By any measure the East London mosque is a troubling institution. Last year, for example, it hosted an event titled "The End of Time: A New Beginning," where pamphlets were distributed showing Manhattan crumbling under a Hadean apocalypse of meteors, which shattered the Statute of Liberty asunder and set the city ablaze. One of the invited speakers, Khalid Yasin, described the beliefs of Christians and Jews as "filth." Most worryingly, the event also featured a live video question-and-answer session with Anwar Al Awlaki, the U.S.-born preacher aligned with al Qaeda.
Mr. Susman's visit illustrates the blunders Western politicians often make by reaching out to the wrong Muslim "dialogue partners." The U.S. ambassador could have easily found out about the mosque's sympathies for reactionary Islamism by consulting the British government.

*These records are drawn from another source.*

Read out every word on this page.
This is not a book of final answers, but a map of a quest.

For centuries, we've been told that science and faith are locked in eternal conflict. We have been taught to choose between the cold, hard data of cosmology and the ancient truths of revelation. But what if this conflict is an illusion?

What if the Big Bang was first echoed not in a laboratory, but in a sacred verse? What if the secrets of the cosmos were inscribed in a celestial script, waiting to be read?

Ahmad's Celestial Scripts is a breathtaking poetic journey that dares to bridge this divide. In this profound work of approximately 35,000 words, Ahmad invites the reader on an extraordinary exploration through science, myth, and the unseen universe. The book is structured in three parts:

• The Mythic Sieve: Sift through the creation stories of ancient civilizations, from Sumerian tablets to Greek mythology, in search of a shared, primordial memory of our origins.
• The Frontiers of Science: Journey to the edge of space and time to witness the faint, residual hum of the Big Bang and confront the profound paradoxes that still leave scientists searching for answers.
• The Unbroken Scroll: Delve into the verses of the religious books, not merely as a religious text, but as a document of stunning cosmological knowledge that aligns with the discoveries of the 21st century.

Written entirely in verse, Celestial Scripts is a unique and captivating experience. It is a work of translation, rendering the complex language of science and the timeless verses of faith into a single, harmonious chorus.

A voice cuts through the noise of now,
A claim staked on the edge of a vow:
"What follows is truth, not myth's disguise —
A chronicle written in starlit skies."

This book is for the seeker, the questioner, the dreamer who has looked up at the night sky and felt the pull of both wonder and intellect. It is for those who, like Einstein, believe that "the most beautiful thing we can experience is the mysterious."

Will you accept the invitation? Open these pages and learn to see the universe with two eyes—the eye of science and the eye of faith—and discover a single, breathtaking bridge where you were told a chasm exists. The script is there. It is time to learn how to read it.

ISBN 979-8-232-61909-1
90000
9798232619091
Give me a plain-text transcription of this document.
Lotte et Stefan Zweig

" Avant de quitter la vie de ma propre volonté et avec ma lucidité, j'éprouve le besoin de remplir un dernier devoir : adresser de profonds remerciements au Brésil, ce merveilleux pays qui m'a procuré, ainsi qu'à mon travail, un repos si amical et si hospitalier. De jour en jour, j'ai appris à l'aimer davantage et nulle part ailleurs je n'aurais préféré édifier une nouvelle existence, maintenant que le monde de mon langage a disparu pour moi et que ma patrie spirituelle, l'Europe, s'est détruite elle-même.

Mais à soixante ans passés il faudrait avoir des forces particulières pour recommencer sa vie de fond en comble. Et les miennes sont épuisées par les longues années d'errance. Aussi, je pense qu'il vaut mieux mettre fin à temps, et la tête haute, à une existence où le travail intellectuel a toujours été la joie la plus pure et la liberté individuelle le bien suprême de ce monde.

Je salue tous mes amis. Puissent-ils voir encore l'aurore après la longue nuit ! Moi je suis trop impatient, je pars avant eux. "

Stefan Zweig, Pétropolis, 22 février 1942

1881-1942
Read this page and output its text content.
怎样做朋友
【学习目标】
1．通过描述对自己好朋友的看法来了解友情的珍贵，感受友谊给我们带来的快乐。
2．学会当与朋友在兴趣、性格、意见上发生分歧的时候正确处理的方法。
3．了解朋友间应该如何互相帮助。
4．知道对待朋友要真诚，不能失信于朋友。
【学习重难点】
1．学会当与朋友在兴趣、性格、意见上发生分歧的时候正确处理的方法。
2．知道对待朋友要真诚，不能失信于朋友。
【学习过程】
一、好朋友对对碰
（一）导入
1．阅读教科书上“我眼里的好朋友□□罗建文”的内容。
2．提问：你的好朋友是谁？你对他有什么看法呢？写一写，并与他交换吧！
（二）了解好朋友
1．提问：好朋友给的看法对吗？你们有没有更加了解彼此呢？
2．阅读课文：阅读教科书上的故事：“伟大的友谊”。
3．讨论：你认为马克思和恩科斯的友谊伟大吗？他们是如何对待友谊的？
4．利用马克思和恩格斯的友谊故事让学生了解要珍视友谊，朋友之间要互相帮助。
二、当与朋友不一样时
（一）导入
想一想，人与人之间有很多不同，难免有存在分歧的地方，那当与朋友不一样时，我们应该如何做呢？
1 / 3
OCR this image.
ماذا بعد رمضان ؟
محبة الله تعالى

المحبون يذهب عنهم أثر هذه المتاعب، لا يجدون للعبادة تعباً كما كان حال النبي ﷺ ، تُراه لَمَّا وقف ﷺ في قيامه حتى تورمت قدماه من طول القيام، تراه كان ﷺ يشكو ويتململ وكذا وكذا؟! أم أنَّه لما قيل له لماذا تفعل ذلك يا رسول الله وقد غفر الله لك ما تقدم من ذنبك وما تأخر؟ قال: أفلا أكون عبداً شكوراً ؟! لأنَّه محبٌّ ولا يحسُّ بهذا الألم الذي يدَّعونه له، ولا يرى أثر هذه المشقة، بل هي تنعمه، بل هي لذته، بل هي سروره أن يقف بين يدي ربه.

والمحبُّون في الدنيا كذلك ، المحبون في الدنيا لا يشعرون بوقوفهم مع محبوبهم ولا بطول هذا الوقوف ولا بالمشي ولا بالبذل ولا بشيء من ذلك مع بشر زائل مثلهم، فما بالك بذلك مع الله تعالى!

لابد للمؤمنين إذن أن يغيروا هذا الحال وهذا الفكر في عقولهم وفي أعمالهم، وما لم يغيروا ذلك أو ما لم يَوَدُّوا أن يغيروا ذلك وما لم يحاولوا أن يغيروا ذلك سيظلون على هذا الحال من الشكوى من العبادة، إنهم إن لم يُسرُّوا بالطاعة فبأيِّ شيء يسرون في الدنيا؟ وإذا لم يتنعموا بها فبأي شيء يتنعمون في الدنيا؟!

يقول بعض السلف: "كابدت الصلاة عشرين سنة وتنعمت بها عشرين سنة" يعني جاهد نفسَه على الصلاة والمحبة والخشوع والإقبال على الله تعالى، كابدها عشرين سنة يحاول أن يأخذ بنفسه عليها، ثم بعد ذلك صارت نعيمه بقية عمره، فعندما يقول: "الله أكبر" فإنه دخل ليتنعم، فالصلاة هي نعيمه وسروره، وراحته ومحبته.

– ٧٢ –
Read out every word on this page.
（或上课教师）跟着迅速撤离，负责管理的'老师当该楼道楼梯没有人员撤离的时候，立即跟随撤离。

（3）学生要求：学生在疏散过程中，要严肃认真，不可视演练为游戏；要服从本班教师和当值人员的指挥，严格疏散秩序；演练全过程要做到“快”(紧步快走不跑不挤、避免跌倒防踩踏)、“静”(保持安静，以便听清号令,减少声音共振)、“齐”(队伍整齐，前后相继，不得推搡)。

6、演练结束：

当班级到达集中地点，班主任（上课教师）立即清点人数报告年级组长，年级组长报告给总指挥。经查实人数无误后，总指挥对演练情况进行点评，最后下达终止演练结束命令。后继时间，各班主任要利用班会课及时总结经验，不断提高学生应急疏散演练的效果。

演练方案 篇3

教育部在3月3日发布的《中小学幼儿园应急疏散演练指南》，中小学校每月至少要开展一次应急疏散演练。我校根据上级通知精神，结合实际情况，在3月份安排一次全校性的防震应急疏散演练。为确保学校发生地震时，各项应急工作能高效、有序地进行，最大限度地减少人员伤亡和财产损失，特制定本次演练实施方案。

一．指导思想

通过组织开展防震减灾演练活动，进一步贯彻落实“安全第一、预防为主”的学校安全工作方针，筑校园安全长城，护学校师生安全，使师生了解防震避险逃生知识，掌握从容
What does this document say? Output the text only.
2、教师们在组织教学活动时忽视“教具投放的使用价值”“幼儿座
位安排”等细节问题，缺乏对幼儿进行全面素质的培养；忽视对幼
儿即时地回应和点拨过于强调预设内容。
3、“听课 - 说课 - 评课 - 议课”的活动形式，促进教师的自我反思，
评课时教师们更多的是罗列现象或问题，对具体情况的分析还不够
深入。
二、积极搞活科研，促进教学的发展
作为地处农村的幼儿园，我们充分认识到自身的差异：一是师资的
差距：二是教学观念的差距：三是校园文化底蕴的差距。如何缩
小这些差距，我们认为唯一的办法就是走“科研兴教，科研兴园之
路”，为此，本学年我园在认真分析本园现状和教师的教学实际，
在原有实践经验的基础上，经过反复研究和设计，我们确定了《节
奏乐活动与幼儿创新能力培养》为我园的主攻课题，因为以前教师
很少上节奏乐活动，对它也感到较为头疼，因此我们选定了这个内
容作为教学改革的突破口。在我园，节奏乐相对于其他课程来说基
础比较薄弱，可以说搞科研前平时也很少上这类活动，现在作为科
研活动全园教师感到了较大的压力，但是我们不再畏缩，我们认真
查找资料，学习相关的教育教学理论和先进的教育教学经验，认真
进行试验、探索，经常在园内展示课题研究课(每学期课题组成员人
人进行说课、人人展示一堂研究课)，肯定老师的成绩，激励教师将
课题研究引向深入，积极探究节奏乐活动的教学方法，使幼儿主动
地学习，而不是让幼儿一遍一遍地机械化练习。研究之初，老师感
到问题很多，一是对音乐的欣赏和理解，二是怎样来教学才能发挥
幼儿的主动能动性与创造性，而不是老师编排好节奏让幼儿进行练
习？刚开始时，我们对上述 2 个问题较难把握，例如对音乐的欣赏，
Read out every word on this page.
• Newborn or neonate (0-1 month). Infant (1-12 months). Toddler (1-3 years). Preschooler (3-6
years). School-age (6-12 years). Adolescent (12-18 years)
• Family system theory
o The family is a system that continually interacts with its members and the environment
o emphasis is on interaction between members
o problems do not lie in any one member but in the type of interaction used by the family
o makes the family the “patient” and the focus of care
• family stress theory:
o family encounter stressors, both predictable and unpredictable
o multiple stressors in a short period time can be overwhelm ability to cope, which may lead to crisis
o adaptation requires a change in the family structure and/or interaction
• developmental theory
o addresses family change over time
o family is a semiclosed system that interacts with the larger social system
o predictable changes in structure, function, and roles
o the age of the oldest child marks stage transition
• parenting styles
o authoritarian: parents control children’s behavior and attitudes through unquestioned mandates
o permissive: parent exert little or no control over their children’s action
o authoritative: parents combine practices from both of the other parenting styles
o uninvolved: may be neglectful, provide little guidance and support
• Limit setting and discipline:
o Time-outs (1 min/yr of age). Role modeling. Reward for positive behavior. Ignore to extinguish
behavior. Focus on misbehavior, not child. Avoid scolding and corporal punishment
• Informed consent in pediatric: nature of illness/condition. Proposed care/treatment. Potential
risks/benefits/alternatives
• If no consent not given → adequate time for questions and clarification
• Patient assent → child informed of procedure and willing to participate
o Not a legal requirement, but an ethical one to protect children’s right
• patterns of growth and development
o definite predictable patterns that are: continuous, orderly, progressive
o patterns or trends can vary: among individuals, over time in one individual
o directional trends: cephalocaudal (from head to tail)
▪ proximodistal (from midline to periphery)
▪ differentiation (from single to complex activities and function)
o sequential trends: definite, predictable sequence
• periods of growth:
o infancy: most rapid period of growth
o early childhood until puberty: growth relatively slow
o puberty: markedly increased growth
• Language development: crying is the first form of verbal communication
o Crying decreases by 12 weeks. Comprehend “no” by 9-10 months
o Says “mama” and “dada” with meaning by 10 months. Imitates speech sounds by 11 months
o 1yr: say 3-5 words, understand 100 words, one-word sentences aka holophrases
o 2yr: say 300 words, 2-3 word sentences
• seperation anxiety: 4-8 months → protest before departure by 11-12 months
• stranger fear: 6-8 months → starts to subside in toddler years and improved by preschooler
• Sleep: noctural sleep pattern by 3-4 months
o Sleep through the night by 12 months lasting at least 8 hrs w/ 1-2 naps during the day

The repercussions of the ambassador's decision to attend and praise the East London Mosque are already reverberating through Westminster. Prime Minister David Cameron has asked Lord Carlile, the government's independent reviewer of anti-terrorism laws, to oversee an exhaustive review of its "Preventing Violent Extremism" program, including the manner in which communal partners are selected. There is no suggestion, however, that the British government recommended the East London Mosque to the Americans.